With this in mind I (with kids in tow) made an attempt on the 1000 steps today. These are a set of steep, winding steps dug into the side of a hill (mountain) in the Ferntree Gully National Park. Not long ago (correction - Lorraine [rather pedantically] informs me it was actually about a decade ago at least) plaques were included along the 1000 steps to signify the different sections of the Kokoda trek itself. So that the first plaque tells all about Owers Corner and the last gives the details of Kokoda village and the final battle. This excellent training ground is fortunately (or unfortunately, depending on my mood) situated only about a ten minute drive from my house.

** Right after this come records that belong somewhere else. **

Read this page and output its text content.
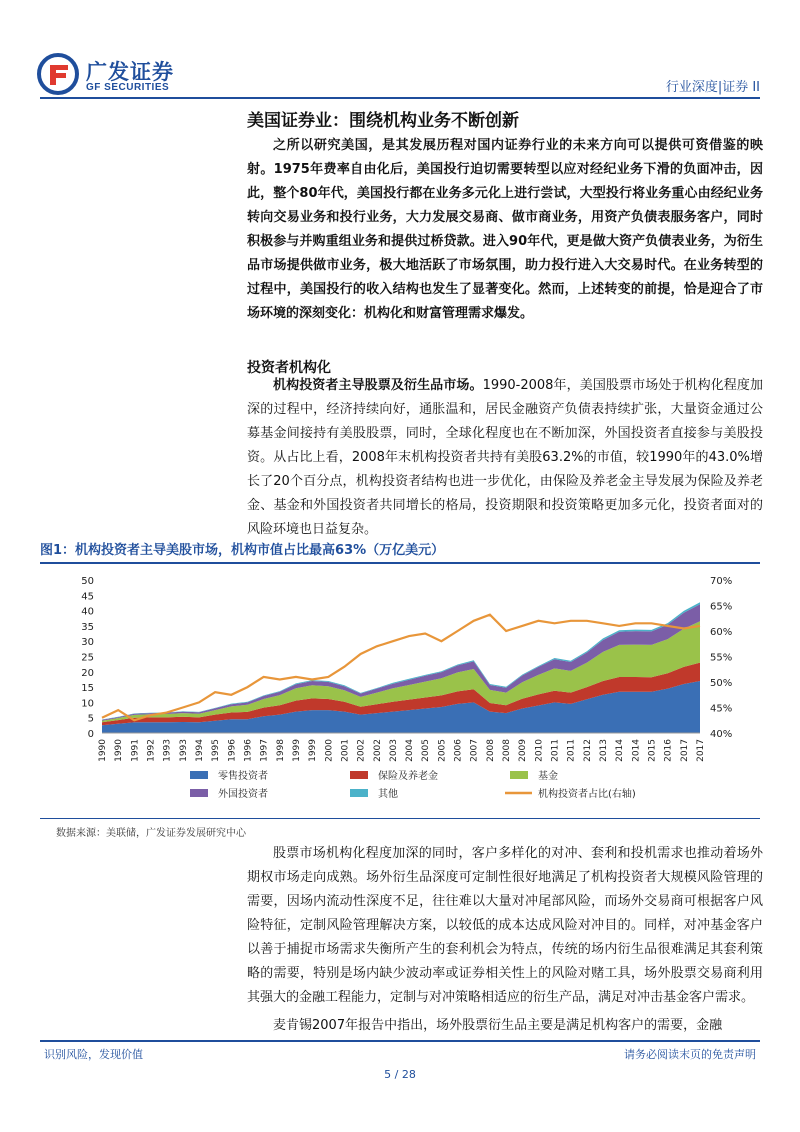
广发证券
GF SECURITIES	行业深度|证券 II
美国证券业：围绕机构业务不断创新

之所以研究美国，是其发展历程对国内证券行业的未来方向可以提供可资借鉴的映射。1975年费率自由化后，美国投行迫切需要转型以应对经纪业务下滑的负面冲击，因此，整个80年代，美国投行都在业务多元化上进行尝试，大型投行将业务重心由经纪业务转向交易业务和投行业务，大力发展交易商、做市商业务，用资产负债表服务客户，同时积极参与并购重组业务和提供过桥贷款。进入90年代，更是做大资产负债表业务，为衍生品市场提供做市业务，极大地活跃了市场氛围，助力投行进入大交易时代。在业务转型的过程中，美国投行的收入结构也发生了显著变化。然而，上述转变的前提，恰是迎合了市场环境的深刻变化：机构化和财富管理需求爆发。

投资者机构化

机构投资者主导股票及衍生品市场。1990-2008年，美国股票市场处于机构化程度加深的过程中，经济持续向好，通胀温和，居民金融资产负债表持续扩张，大量资金通过公募基金间接持有美股股票，同时，全球化程度也在不断加深，外国投资者直接参与美股投资。从占比上看，2008年末机构投资者共持有美股63.2%的市值，较1990年的43.0%增长了20个百分点，机构投资者结构也进一步优化，由保险及养老金主导发展为保险及养老金、基金和外国投资者共同增长的格局，投资期限和投资策略更加多元化，投资者面对的风险环境也日益复杂。

图1：机构投资者主导美股市场，机构市值占比最高63%（万亿美元）
0
5
10
15
20
25
30
35
40
45
50
40%
45%
50%
55%
60%
65%
70%
1990 1990 1991 1992 1993 1993 1994 1995 1996 1996 1997 1998 1999 1999 2000 2001 2002 2002 2003 2004 2005 2005 2006 2007 2008 2008 2009 2010 2011 2011 2012 2013 2014 2014 2015 2016 2017 2017
零售投资者	保险及养老金	基金
外国投资者	其他	机构投资者占比(右轴)
数据来源：美联储，广发证券发展研究中心

股票市场机构化程度加深的同时，客户多样化的对冲、套利和投机需求也推动着场外期权市场走向成熟。场外衍生品深度可定制性很好地满足了机构投资者大规模风险管理的需要，因场内流动性深度不足，往往难以大量对冲尾部风险，而场外交易商可根据客户风险特征，定制风险管理解决方案，以较低的成本达成风险对冲目的。同样，对冲基金客户以善于捕捉市场需求失衡所产生的套利机会为特点，传统的场内衍生品很难满足其套利策略的需要，特别是场内缺少波动率或证券相关性上的风险对赌工具，场外股票交易商利用其强大的金融工程能力，定制与对冲策略相适应的衍生产品，满足对冲击基金客户需求。

麦肯锡2007年报告中指出，场外股票衍生品主要是满足机构客户的需要，金融

识别风险，发现价值	请务必阅读末页的免责声明
5 / 28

From the very popular picnic ground, it's a good fifteen minute uphill walk just to reach the start of the (very popular) steps and enough to exhaust me already. Nevertheless, after gulping in air, I launch myself at the steps themselves. I stop at every plaque and pretend to read the inscription but really I'm only trying to survive. I notice, however, that I am not the only one using this ploy. Each plaque is surrounded by heavy breathing walkers - and I'm pretty sure (I hope) that it's not the battle information making them that way.
I reach 723 steps before I surrender. In the meantime each one of my children has passed me on the way back down, having already reached the summit. Unfortunately each one also stops to hold a cheerful conversation despite the fact that it is quite obvious I can barely breath, let alone cheerfully converse. However, if I found the ascent difficult, that's nothing compared to the descent. By the time I reach the starting point once more, my thighs have commenced a very disconcerting quiver and my retarded knee has started to object. Strongly.
In addition I can feel every single one of the chocolates, Viennese pastries and assorted other goodies I have consumed over the Christmas period. Not to mention all that leftover turkey plus the roast potatoes and pumpkin and gravy I kept making to keep it company. They seem to be coagulating as I walk/hobble/stagger. I resolve, again (and this time I damn well mean it), to start watching what I eat.